I meet with Barbara in her cafe situated in the surfers’ village of Oakura, Taranaki. It is cold and wet outside, but when I enter Lemonwood Eatery I am immediately warm.
Barbara is in the cafe in her bright yellow blouse and it looks like the sun ventured in for a cuppa. She greets me with her signature smile and offers a drink. I choose a deconstructed cup of coffee with almond milk. Fancy!
Lemonwood is not her first cafe. In 1996 she owned the Yellow Cafe in a New Plymouth mall. Then it was The Bach – a cafe, right by the water in the port area – where she started to offer gluten free, vegan and vegetarian food. And now Lemonwood – vegan, except for the milk in the coffee. She can ride to work by bicycle and she grows herbs and vegetables for the cafe in her garden.
Many years ago she invented a natural exchange with her local clientele: one kilo of produce – fruits or vegetables – for a cup of coffee. The most common offerings were zucchini, rhubarb, persimmons or any sort of fruit that does not last long. She also prefers to buy from locals. Organic Kaitake farmers are among her suppliers, but when they have an excess of some crops they just unload it at Barbara’s – for that famous coffee exchange.
Olena: When does your day start?
Barbara: Like any baker I get up around 5:30am. I make bread for the cafe and lots of people pop in just for the bread. I make a so-called slow dough. It is a sourdough with the naturally occurred fermentation, but it is not that sour. It takes longer than normal bread, but the taste is quite different from any other breads on the market.
I saw a calendar with you on the cover.
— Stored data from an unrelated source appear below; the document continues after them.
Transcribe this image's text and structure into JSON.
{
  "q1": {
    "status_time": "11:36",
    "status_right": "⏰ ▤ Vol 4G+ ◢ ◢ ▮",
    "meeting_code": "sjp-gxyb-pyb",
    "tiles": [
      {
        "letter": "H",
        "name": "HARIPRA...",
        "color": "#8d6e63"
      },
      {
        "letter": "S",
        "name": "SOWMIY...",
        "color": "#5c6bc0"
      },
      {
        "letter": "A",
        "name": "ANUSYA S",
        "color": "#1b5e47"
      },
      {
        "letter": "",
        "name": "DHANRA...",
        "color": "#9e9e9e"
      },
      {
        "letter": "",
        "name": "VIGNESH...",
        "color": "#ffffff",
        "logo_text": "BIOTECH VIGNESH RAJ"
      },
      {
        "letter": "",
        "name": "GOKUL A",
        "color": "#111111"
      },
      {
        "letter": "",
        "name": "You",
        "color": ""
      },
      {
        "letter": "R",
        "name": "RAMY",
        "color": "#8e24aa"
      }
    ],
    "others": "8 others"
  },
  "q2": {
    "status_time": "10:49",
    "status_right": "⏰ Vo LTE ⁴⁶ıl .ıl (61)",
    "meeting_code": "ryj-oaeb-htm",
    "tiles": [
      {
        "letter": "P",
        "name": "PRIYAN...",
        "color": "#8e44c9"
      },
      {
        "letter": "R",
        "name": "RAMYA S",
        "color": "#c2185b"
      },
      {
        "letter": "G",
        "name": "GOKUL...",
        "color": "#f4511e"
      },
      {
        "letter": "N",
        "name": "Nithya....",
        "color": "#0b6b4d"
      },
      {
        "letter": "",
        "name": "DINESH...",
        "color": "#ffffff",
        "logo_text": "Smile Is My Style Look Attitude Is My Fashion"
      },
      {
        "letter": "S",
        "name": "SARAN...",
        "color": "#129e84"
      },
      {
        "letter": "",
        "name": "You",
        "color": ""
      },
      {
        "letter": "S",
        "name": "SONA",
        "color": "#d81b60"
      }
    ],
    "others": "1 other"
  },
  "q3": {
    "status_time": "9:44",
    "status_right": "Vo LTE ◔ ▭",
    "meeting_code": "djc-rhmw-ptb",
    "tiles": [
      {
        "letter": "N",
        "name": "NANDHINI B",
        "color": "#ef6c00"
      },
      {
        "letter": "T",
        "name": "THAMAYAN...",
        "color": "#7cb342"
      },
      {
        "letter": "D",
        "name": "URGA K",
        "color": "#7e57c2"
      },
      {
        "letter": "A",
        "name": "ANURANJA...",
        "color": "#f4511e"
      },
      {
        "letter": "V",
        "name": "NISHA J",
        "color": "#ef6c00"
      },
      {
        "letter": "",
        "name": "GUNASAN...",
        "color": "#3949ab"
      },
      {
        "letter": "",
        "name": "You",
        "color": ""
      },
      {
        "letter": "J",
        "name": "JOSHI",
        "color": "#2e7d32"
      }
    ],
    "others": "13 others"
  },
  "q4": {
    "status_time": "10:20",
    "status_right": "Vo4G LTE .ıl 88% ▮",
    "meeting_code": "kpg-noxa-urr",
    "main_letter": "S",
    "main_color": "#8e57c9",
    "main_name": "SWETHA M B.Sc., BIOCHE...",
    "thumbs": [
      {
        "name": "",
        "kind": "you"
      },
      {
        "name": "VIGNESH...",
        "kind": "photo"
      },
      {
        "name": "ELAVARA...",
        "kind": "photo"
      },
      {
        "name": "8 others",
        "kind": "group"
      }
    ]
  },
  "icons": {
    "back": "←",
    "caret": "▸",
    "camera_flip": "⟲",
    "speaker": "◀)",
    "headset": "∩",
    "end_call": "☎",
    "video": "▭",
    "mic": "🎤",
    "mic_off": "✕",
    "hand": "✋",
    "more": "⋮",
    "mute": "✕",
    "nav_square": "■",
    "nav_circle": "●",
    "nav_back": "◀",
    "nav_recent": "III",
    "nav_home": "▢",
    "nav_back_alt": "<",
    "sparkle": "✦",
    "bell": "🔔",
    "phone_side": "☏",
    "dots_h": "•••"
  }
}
You were perfectly nude and seemed very happy. The wording on the front page said: “Taranaki Business Women: feeling the fear and doing it anyway”. What was it fundraising for?
Every year we do a fundraiser for the Hospice and last year it was with that calendar. It was quite unusual to be a calendar girl. I approached some people and responses differed from “Yes, awesome” to “Are you crazy?”. Makeup, styling and photography people did such a professional job that we all looked quite good.
You all looked stunning!
My aim was to look decent.
We giggle for a while. Then it is time for the serious question.
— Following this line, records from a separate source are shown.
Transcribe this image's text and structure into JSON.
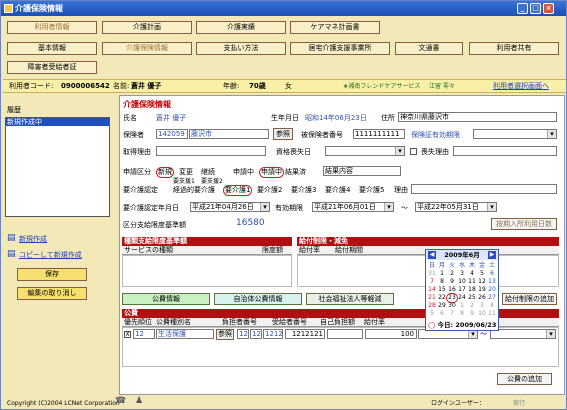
{
  "window": {
    "title": "介護保険情報",
    "min": "_",
    "max": "□",
    "close": "×"
  },
  "nav_row1": [
    {
      "label": "利用者情報"
    },
    {
      "label": "介護計画"
    },
    {
      "label": "介護実績"
    },
    {
      "label": "ケアマネ計画書"
    }
  ],
  "nav_row2": [
    {
      "label": "基本情報"
    },
    {
      "label": "介護保険情報"
    },
    {
      "label": "支払い方法"
    },
    {
      "label": "居宅介護支援事業所"
    },
    {
      "label": "文通書"
    },
    {
      "label": "利用者共有"
    }
  ],
  "nav_row3": [
    {
      "label": "障害者受給者証"
    }
  ],
  "infobar": {
    "code_label": "利用者コード:",
    "code": "0900006542",
    "name_label": "名前:",
    "name": "蒼井 優子",
    "age_label": "年齢:",
    "age": "70歳",
    "gender": "女",
    "facility": "★湘南フレンドケアサービス",
    "staff": "江留 零々",
    "back_link": "利用者選択画面へ"
  },
  "left": {
    "history_label": "履歴",
    "history_items": [
      "新規作成中"
    ],
    "new_link": "新規作成",
    "copy_link": "コピーして新規作成",
    "save": "保存",
    "cancel": "編集の取り消し"
  },
  "form": {
    "section_title": "介護保険情報",
    "name_label": "氏名",
    "name_value": "蒼井 優子",
    "birth_label": "生年月日",
    "birth_value": "昭和14年06月23日",
    "address_label": "住所",
    "address_value": "神奈川県藤沢市",
    "insurer_label": "保険者",
    "insurer_code": "142059",
    "insurer_name": "藤沢市",
    "ref_btn": "参照",
    "insured_no_label": "被保険者番号",
    "insured_no": "1111111111",
    "cert_period_label": "保険証有効期限",
    "acq_reason_label": "取得理由",
    "acq_date_label": "資格喪失日",
    "loss_reason_label": "喪失理由",
    "apply_label": "申請区分",
    "apply_opts": [
      "新規",
      "変更",
      "継続"
    ],
    "apply_mid_label": "申請中",
    "apply_mid_opts": [
      "申請中",
      "結果済"
    ],
    "result_label": "結果内容",
    "care_level_label": "要介護認定",
    "care_level_top": [
      "要支援1",
      "要支援2"
    ],
    "care_level_opts": [
      "経過的要介護",
      "要介護1",
      "要介護2",
      "要介護3",
      "要介護4",
      "要介護5"
    ],
    "reason_label": "理由",
    "cert_date_label": "要介護認定年月日",
    "cert_date": "平成21年04月26日",
    "valid_label": "有効期限",
    "valid_from": "平成21年06月01日",
    "tilde": "～",
    "valid_to": "平成22年05月31日",
    "limit_label": "区分支給限度基準額",
    "limit_value": "16580",
    "limit_btn": "按期入所利用日数",
    "limit_section": "種類支給限度基準額",
    "limit_cols": [
      "サービスの種類",
      "限度額"
    ],
    "benefit_section": "給付制限・減免",
    "benefit_cols": [
      "給付率",
      "給付期間"
    ],
    "benefit_add": "給付制限の追加",
    "tab_public": "公費情報",
    "tab_local": "自治体公費情報",
    "tab_welfare": "社会福祉法人等軽減",
    "public_section": "公費",
    "public_cols": [
      "優先順位",
      "公費種別名",
      "負担者番号",
      "受給者番号",
      "自己負担額",
      "給付率"
    ],
    "public_row": {
      "check": "X",
      "priority": "12",
      "name": "生活保護",
      "ref": "参照",
      "p1": "12",
      "p2": "12",
      "p3": "1212",
      "recipient": "1212121",
      "rate": "100"
    },
    "public_add": "公費の追加"
  },
  "calendar": {
    "title": "2009年6月",
    "prev": "◀",
    "next": "▶",
    "weekdays": [
      "日",
      "月",
      "火",
      "水",
      "木",
      "金",
      "土"
    ],
    "rows": [
      [
        "31",
        "1",
        "2",
        "3",
        "4",
        "5",
        "6"
      ],
      [
        "7",
        "8",
        "9",
        "10",
        "11",
        "12",
        "13"
      ],
      [
        "14",
        "15",
        "16",
        "17",
        "18",
        "19",
        "20"
      ],
      [
        "21",
        "22",
        "23",
        "24",
        "25",
        "26",
        "27"
      ],
      [
        "28",
        "29",
        "30",
        "1",
        "2",
        "3",
        "4"
      ],
      [
        "5",
        "6",
        "7",
        "8",
        "9",
        "10",
        "11"
      ]
    ],
    "today_label": "今日: 2009/06/23"
  },
  "status": {
    "copyright": "Copyright (C)2004 LCNet Corporation",
    "login_label": "ログインユーザー：",
    "exec": "実行"
  }
}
I have heard that you introduced a special rehab program for your staff members, who suffer from addictions. Can you tell us more about it?
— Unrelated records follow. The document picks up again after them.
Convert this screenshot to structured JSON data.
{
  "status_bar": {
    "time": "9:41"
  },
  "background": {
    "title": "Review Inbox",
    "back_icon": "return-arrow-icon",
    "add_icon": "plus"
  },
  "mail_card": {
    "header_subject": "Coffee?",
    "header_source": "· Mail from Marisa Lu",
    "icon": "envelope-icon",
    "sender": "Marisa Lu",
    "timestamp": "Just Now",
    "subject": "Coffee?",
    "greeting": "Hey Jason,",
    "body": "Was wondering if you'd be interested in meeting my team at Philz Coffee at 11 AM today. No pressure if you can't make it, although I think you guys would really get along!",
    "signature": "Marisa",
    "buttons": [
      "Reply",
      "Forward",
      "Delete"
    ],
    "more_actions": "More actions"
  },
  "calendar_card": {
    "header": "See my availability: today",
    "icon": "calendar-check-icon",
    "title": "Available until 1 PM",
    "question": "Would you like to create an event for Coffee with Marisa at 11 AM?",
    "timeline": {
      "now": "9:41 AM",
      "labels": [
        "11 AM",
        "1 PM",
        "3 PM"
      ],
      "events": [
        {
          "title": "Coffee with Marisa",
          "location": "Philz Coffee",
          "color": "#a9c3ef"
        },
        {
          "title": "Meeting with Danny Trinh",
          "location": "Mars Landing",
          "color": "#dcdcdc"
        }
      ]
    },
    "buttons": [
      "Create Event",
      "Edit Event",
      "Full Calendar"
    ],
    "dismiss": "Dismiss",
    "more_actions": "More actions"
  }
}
This was one of the things that came out of necessity.
One day I discovered that one of my chefs was using drugs. I was in shock. Then I came to the conclusion that it is quite a common thing among young chefs; they work in a high-stress environment with long hours, and addiction can creep in.
First of all, we did drug testing for all staff, then we offered the choice of leaving, or help with rehabilitation. Some resigned, some stayed. I know it is hard, there is no clear recipe for it. The addicted person needs to make their own decision to stop.
You are known for your famous newsletter, where you share your thoughts, struggles and achievements every month. How did that start?
It started 23 years ago, well before social media and blogging. Originally it was handwritten, photocopied and mailed. People loved it. Some replied with handwritten letters. They sent me cards, kids drawings and thank-yous. It helped me to create real, meaningful relationships with my customers.
Now I use computer software to create the newsletter, but it is still in on paper. People can read it while waiting for their food and drinks.
I read your newsletter. I have noticed that schools or charities express gratitude to you quite often.
I have tried to help where I can. Especially for local people and events. Generosity keeps the spirit alive. And I like being generous.
You are a busy woman, how do you recharge your batteries?
I do gardening: grow my spinach, lettuce and lots of greens. Another hobby that keeps me happy – making dolls.
At the moment I am working on two rag dolls. They are mischievous kitchen rats, quite interesting characters.
My watch shows that we’ve spent more than an hour. I am full of coffee and sunshine. See you again, Barbara.